Действительно, нужны ли вообще ССТ? Ведь есть много способов решить конкретные проблемы доступа на рынки для конкретных отраслей, не начиная затратный и неоднозначный по последствиям процесс заключения ССТ. Проблемы высоких пошлин на несколько товаров, стандартов или правил происхождения, доступа к сырью и рынку услуг решаются в рамках мини-соглашений, которые направлены на конкретные результаты, работают в ограниченной сфере, не привлекают общественного внимания и не подлежат процедурам ратификации. Технология таких мини-соглашений не самая простая, ведь переговорщикам иногда приходится обменивать уступки в совершенно различных областях торговли — например, снижение пошлин на металл в обмен на упрощение ветеринарных требований. Кроме того, уступки в рамках мини-соглашений, как правило, должны предоставляться на недискриминационной основе (то есть бесплатно для третьих стран) — и это создает дополнительные экономические проблемы. Но в развитых странах число мини-соглашений становится все больше, только у США их число достигло 1500, и нельзя исключать, что они и далее будут вытеснять громоздкие масштабные договоры.

Перед тем, как выбрать партнера по ССТ, страны проводят специальные исследования последствий либерализации. Их оценка исторически шла, в том числе и в ЕАЭС, на основе моделей частичного или полного равновесия. Но жизнь показала, что эти модели имеют ограниченное применение, поскольку основаны на исторических данных и не могут прогнозировать те факторы, которые существуют сейчас или будут существовать в будущем. Модель последствий ССТ с Вьетнамом наверняка показывала, что все будет хорошо. Но в жизни оказалось, что не очень. Поэтому, желательно, решая задачу оценки и прогнозирования применения инструментов торговой политики, с одной стороны, разнообразить арсенал применяемых методов, в том числе опираясь на большие данные и искусственный интеллект, с другой — существенно шире использовать методы качественной оценки будущих обязательств, вовлекая в подготовку переговорных позиций бизнес на системной основе.

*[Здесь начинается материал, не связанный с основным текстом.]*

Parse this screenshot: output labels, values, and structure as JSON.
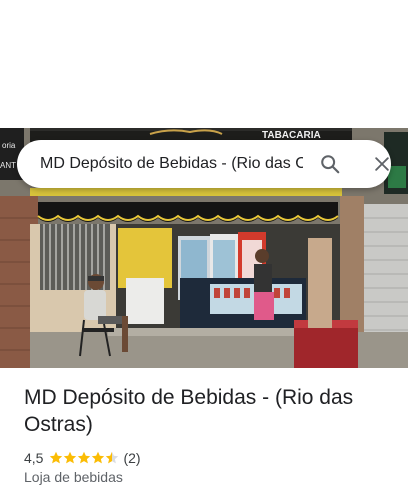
{
  "search": {
    "query": "MD Depósito de Bebidas - (Rio das Ostras)"
  },
  "photo": {
    "sign_text": "TABACARIA",
    "left_sign_text_1": "oria",
    "left_sign_text_2": "ANT"
  },
  "place": {
    "name": "MD Depósito de Bebidas - (Rio das Ostras)",
    "rating": "4,5",
    "stars": 4.5,
    "review_count": "(2)",
    "category": "Loja de bebidas"
  },
  "colors": {
    "star": "#fbbc04",
    "star_empty": "#dadce0",
    "text_primary": "#202124",
    "text_secondary": "#5f6368"
  }
}
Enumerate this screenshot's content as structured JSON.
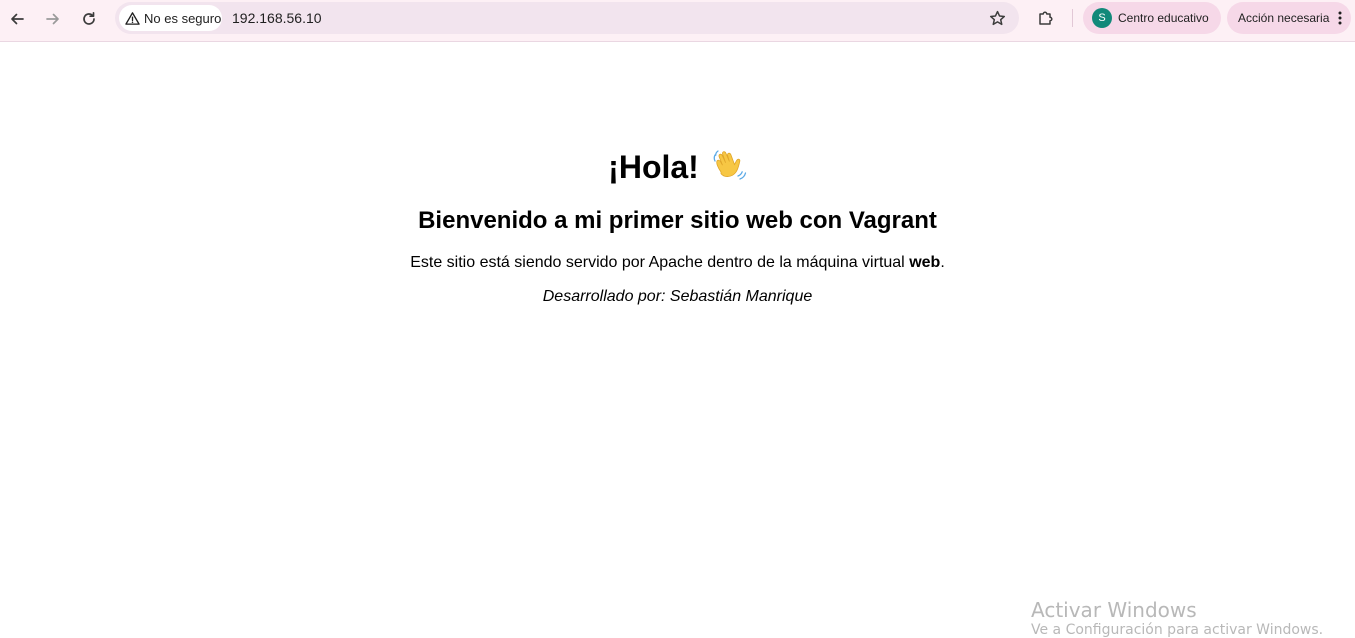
{
  "browser": {
    "security_label": "No es seguro",
    "url": "192.168.56.10",
    "profile": {
      "initial": "S",
      "label": "Centro educativo",
      "avatar_color": "#12897a"
    },
    "action_label": "Acción necesaria",
    "icons": [
      "back-arrow-icon",
      "forward-arrow-icon",
      "reload-icon",
      "warning-icon",
      "star-icon",
      "extensions-puzzle-icon",
      "kebab-menu-icon"
    ]
  },
  "page": {
    "heading": "¡Hola!",
    "heading_emoji": "waving-hand-emoji",
    "subheading": "Bienvenido a mi primer sitio web con Vagrant",
    "paragraph_before": "Este sitio está siendo servido por Apache dentro de la máquina virtual ",
    "paragraph_bold": "web",
    "paragraph_after": ".",
    "credit": "Desarrollado por: Sebastián Manrique"
  },
  "watermark": {
    "title": "Activar Windows",
    "subtitle": "Ve a Configuración para activar Windows."
  }
}
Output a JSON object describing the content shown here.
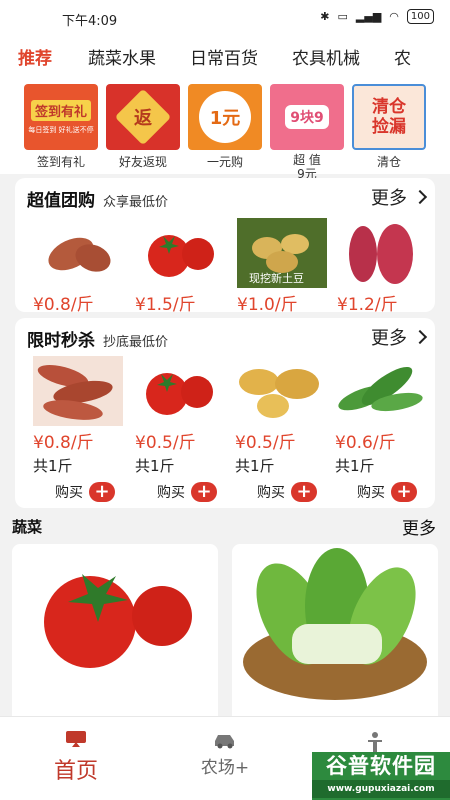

Любое соглашение должно основываться на принципе эффективной взаимности. Объем уступок c обеих сторон должен быть эквивалентен, и это базовое условие для любого переговорщика. Нет эквивалентности — не должно быть и торгового соглашения. Утром стулья — вечером деньги. Зона свободной торговли Австралии—ЕС не состоялась потому, что Брюссель не согласился расширить квоту для австралийской говядины и ягнятины. ССТ ЕС—Сингапур состоялось только потому, что ЕС добился от Сингапура облегчения ветеринарных и фитосанитарных процедур, что позволило существенно увеличить европейский экспорт — ведь в тарифах Брюссель (так же как и ЕАЭС) не получал бы от острова никаких реальных уступок.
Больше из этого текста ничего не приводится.